Cell contacts with the extracellular matrix (ECM) provide both cohesive and functional properties in a variety of tissues, such as epithelia, nerves, muscle, and stroma, through specific interactions with cell membrane receptors [1, 2]. All ECMs are made up of collagen fibrils and/or networks, proteoglycans as well as specialized glycoproteins such as fibronectin and laminins that are archetypal of interstitial ECM and basement membrane (BM), respectively [3, 4]. Cells from multiple origins interact with ECM molecules using a variety of receptors, most of them being members of the integrin superfamily . Integrins are noncovalent transmembrane α/β heterodimers. In mammals, over 24 distinct integrin heterodimers have been characterized to date, describing the association between 18α and 8β subunits [5–7]. The fact that integrin-mediated connections between the ECM and the cytoplasm regulate key cell functions such as adhesion, migration, proliferation, apoptosis, and differentiation is well recognized [8–11].

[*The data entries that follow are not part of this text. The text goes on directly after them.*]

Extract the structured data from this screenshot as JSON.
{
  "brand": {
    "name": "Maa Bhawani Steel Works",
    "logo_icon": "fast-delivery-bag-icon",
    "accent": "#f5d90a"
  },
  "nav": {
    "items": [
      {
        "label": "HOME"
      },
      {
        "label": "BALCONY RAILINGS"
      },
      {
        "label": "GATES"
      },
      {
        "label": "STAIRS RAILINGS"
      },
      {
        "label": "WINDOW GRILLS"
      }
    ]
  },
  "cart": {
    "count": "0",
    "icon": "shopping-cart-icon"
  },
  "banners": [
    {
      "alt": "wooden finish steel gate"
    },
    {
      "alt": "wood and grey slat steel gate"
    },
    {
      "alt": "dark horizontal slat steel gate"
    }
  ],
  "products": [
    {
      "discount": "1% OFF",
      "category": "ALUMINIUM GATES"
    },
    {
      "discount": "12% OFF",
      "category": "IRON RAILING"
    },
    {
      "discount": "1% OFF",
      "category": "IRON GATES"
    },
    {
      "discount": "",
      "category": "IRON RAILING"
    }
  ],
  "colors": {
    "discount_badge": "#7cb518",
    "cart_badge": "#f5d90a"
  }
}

Epithelia express a wide variety of typical integrin receptors such as the α1β1, α2β1, α3β1, and α6β4 integrins that serve as collagen and/or laminin receptors [12–15]. Although less well documented in epithelia, the RGD-dependent integrins are another group of receptors that appears to be involved in epithelial cell homeostasis [15–17]. RGD-dependent integrins include α5β1-, α8β1-, and αV-containing integrins and are named as such because they specifically recognize the RGD motif, a sequence of three amino acids (Arg-Gly-Asp) found in many ECM molecules such as fibronectin and osteopontin [5, 12, 14, 15]. Collectively, these interactions are termed the “RGD-dependent adhesion system” (Figure 1). Interestingly, RGD-dependent cell interactions represent a key role in hierarchical assembly and maturation of adhesion structures including focal complexes (FXs), focal adhesions (FAs), and fibrillar adhesions (FBs) [1, 2, 18].

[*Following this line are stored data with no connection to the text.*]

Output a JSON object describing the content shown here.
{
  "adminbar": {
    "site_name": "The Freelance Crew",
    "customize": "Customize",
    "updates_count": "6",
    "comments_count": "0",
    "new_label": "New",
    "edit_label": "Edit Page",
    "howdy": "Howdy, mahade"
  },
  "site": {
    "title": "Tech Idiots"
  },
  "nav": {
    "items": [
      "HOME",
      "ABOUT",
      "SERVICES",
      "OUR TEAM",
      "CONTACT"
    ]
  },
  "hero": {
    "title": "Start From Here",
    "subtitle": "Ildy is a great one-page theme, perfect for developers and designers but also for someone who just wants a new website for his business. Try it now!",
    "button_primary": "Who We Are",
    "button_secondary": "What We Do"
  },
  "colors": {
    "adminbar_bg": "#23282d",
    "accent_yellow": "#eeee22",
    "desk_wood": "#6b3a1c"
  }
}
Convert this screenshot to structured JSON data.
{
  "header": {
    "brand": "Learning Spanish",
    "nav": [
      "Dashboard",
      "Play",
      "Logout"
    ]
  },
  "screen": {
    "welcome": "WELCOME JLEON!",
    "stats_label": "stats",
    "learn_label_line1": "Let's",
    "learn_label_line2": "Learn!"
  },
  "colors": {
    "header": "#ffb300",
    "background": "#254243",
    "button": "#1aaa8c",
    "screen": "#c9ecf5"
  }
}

Therefore, RGD adhesion can by divided into three distinct components, the extracellular component (e.g., fibronectin), the membrane receptor (e.g., the α5β1 integrin), and the intracellular molecule (e.g., vinculin). Moreover, each component acts in concert with the others to organize and regulate RGD adhesion dynamics. In this paper, we will focus on the importance of the RGD-dependent adhesion system for human intestinal crypt cell homeostasis (Section 2). We chose to elaborate on recent findings from our laboratory related to each of the RGD adhesion components, the α8β1 integrin (receptor, Section 3), integrin-linked kinase (ILK) (intracellular molecule, Section 4), and type VI collagen (ECM, Section 5).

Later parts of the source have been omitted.